La tragédie a cette particularité, à tout le moins dans les mythes, de perdurer au-delà de la génération qui l’a engendré. C’est la force de la destinée qui agit ainsi. Dans le prolongement de l’exemple de la distance qui sépare les Dev des Ops, on peut dire que les mauvaises expériences vécues au fil de temps par les Ops peuvent les entrainer dans une surenchère de contrôle avec l’amoncellement de PV, de doc, d’instances pour soi-disant sécuriser, voire rassurer les Ops… et que les Devs vivront mal comme des freins à leur propres objectifs.

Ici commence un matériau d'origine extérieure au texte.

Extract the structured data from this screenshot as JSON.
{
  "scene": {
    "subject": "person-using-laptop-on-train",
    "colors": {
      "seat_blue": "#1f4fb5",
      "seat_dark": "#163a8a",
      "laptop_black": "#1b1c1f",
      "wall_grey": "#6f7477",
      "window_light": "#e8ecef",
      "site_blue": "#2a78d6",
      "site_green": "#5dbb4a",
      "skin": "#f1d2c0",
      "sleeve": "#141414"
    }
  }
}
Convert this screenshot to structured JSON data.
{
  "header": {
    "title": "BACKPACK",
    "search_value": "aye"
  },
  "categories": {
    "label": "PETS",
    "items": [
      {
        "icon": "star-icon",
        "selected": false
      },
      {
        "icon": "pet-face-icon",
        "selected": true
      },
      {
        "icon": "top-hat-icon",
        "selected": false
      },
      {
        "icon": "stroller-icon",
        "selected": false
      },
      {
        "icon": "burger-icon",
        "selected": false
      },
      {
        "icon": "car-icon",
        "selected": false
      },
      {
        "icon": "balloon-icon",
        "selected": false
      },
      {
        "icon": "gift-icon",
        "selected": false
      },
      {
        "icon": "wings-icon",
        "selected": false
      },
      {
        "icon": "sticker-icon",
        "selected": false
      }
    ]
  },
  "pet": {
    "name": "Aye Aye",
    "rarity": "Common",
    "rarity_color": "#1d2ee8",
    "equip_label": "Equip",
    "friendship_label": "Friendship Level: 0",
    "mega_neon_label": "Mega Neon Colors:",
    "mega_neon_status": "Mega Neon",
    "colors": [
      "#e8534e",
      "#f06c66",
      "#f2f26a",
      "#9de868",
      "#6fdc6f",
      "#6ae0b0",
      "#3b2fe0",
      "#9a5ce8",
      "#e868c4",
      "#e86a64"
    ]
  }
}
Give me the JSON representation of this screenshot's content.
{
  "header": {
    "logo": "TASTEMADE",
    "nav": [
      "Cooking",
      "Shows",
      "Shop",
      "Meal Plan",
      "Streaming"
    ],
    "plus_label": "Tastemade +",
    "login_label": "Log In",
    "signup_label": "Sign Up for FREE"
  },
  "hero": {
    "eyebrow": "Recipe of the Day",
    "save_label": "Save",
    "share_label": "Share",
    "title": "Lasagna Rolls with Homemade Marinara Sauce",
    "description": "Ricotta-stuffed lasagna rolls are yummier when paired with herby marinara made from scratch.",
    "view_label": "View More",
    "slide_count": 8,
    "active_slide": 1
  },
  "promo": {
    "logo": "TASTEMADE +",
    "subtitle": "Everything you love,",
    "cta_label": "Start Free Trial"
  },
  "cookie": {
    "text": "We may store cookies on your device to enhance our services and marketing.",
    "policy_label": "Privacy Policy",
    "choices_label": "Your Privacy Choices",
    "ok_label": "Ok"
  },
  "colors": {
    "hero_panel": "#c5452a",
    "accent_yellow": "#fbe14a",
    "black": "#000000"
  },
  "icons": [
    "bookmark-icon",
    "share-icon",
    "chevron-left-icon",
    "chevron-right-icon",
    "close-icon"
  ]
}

Voir le tragique des choses c’est sortir de la vision optimisme / pessimisme. Le pessimiste se plaindra des crises, trouvera que c’était mieux avant, pensera qu’on ne peut rien arranger. L’optimiste vantera la confiance dans l’avenir, l’espoir de jour meilleurs. Certes l’optimisme apporte surement plus d’enthousiasme au quotidien ; une personne enthousiaste sera surement plus productive qu’un pessimiste au stade désabusé. Cependant tant que l’on reste dans l’une ou l’autre de ces visions on se prive de regarder les 2 légitimités qui se font face pour mieux trancher.

Il faut du courage pour trancher la priorité. Le courage a lui-seul mériterait un article.

 

 

[1] Origine Grec du mot tragédie : tragos = bouc; ode = chant. L’etymologie est incertaine.

[2] Du verbe Focusser qui n’existe surement pas dans le dico : un néologisme donc.